On Thursday, the ECB surprised investors by accelerating plans to withdraw its extraordinary financial stimulus, saying it would begin reducing its bond purchases in May and consider ending them this summer.

Euro-zone inflation hit 5.8 percent last month and the Ukraine war represents “a substantial upside risk” to price stability, ECB President Christine Lagarde told reporters in Frankfurt, Germany.

Central banks in many emerging markets – including Russia, Brazil, Mexico, Pakistan and Hungary – already have raised borrowing costs in recent months.

As the Fed begins tightening, many of them will be under pressure to act again to slow economic activity, even though their pandemic recoveries are not yet complete.

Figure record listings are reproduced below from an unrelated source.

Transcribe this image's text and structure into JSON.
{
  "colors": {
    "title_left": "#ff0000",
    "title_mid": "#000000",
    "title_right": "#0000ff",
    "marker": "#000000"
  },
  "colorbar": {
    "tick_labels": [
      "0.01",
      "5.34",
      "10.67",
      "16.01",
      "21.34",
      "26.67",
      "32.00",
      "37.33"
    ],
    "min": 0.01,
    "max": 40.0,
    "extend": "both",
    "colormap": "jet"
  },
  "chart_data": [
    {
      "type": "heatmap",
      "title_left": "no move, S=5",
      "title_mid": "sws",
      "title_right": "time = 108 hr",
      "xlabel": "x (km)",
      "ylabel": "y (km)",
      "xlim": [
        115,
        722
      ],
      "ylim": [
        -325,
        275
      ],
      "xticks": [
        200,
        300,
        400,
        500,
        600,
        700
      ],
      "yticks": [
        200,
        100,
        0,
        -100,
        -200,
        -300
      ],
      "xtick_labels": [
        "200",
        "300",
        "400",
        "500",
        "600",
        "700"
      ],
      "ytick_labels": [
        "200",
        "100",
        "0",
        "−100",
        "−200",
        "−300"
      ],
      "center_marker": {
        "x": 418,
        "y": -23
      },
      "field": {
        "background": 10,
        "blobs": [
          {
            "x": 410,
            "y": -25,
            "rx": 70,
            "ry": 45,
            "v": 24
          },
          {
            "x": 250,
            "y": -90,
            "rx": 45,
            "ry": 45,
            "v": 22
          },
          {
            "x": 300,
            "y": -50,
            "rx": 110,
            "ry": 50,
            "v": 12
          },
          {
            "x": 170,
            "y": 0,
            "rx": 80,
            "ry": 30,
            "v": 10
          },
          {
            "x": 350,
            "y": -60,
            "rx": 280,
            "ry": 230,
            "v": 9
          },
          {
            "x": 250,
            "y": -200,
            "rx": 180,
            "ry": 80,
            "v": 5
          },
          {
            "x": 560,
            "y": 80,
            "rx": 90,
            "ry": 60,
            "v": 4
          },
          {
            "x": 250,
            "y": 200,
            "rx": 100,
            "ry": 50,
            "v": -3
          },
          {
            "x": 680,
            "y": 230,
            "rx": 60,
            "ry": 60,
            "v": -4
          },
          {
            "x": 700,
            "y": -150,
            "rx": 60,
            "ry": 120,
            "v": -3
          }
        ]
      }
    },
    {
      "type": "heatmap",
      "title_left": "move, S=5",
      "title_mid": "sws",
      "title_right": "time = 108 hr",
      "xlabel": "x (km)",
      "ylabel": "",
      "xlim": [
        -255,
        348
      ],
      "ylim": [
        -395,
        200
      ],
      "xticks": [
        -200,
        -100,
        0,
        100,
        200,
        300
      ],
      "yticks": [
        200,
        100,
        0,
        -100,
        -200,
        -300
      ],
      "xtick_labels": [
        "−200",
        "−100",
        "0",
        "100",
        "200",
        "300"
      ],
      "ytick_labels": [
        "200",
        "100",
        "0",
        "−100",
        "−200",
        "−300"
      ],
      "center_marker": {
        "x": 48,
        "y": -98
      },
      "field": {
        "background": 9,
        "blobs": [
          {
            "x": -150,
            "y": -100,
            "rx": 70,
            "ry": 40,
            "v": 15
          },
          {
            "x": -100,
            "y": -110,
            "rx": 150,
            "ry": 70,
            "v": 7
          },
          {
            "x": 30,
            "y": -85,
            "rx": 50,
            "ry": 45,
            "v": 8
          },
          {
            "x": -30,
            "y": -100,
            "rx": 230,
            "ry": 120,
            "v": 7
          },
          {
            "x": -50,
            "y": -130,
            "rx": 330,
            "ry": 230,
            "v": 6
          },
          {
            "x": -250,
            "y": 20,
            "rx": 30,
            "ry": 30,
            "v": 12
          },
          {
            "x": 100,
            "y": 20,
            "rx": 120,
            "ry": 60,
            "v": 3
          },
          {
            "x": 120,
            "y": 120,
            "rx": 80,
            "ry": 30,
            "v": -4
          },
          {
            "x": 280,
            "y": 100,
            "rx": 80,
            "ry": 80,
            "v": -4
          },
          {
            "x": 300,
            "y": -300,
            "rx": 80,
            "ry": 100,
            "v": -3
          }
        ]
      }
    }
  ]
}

At current levels, oil prices could cut a full percentage point off economic growth rates in major oil-importing countries such as China, Indonesia, South Africa and Turkey, according to World Bank estimates. For South Africa and Turkey, that would slash prewar growth estimates in half, while China and Indonesia would see projected growth drop to about 4 percent.

Governments in countries like Jordan, Lebanon and Tunisia, which protect consumers by subsidizing electricity prices, will struggle to afford those escalating costs. In January, Fitch Ratings warned that efforts to reduce fuel and utility subsidies “could spark social and political instability, particularly in Tunisia,” where the 2011 Arab Spring protests began.